Plans have recently been mooted for up to 18 off-shore wind farms, but Alison Hill of the British Wind Energy Association, says on-shore schemes will still account for 2.6% of the target.
She says there has never been a better time to get involved with wind power.
“Generating companies are desperate to source more renewable energy, and will be financially penalised if they fall below a set quota.”
Dr Peter Musgrove, head of UK development at National Wind Power, says parent electric company Innogy will need to supply 1500mW of wind generated power by 2010 – at the moment it only produces 150mW.

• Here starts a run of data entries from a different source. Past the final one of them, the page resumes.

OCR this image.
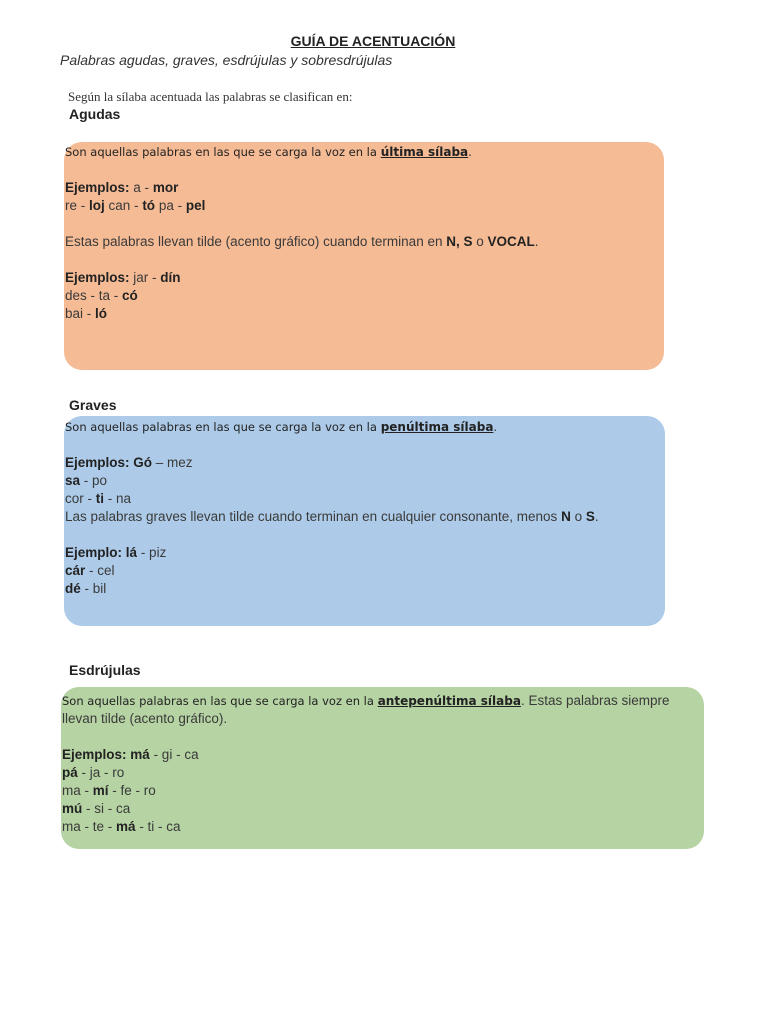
GUÍA DE ACENTUACIÓN
Palabras agudas, graves, esdrújulas y sobresdrújulas
Según la sílaba acentuada las palabras se clasifican en:
Agudas
Son aquellas palabras en las que se carga la voz en la última sílaba.
Ejemplos: a - mor
re - loj can - tó pa - pel
Estas palabras llevan tilde (acento gráfico) cuando terminan en N, S o VOCAL.
Ejemplos: jar - dín
des - ta - có
bai - ló
Graves
Son aquellas palabras en las que se carga la voz en la penúltima sílaba.
Ejemplos: Gó – mez
sa - po
cor - ti - na
Las palabras graves llevan tilde cuando terminan en cualquier consonante, menos N o S.
Ejemplo: lá - piz
cár - cel
dé - bil
Esdrújulas
Son aquellas palabras en las que se carga la voz en la antepenúltima sílaba. Estas palabras siempre
llevan tilde (acento gráfico).
Ejemplos: má - gi - ca
pá - ja - ro
ma - mí - fe - ro
mú - si - ca
ma - te - má - ti - ca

Given that current turbines have an output of around 1mW each, sites for over 1000 turbines will have to be found.
He says proposed legislation changes should benefit smaller landowners.
“The previous non-fossil fuel objectives act made the process of achieving permission for a new site very expensive and bureaucratic; this meant the focus tended to be on larger wind farms.
“However, under the new renewables obligation act, which should come into force this August, the procedure will be much simpler and more transparent.”
This will make one- or two-turbine sites increasingly viable, he adds.
Farmers are paid depending how much energy is generated. The payment is approximately 1/mW/hour, an average turbine has an output of 3000-4000 mW hours per year.
But not every farmer can benefit; noise restrictions mean installations must be at least 300m away from housing, and not all areas are windy enough.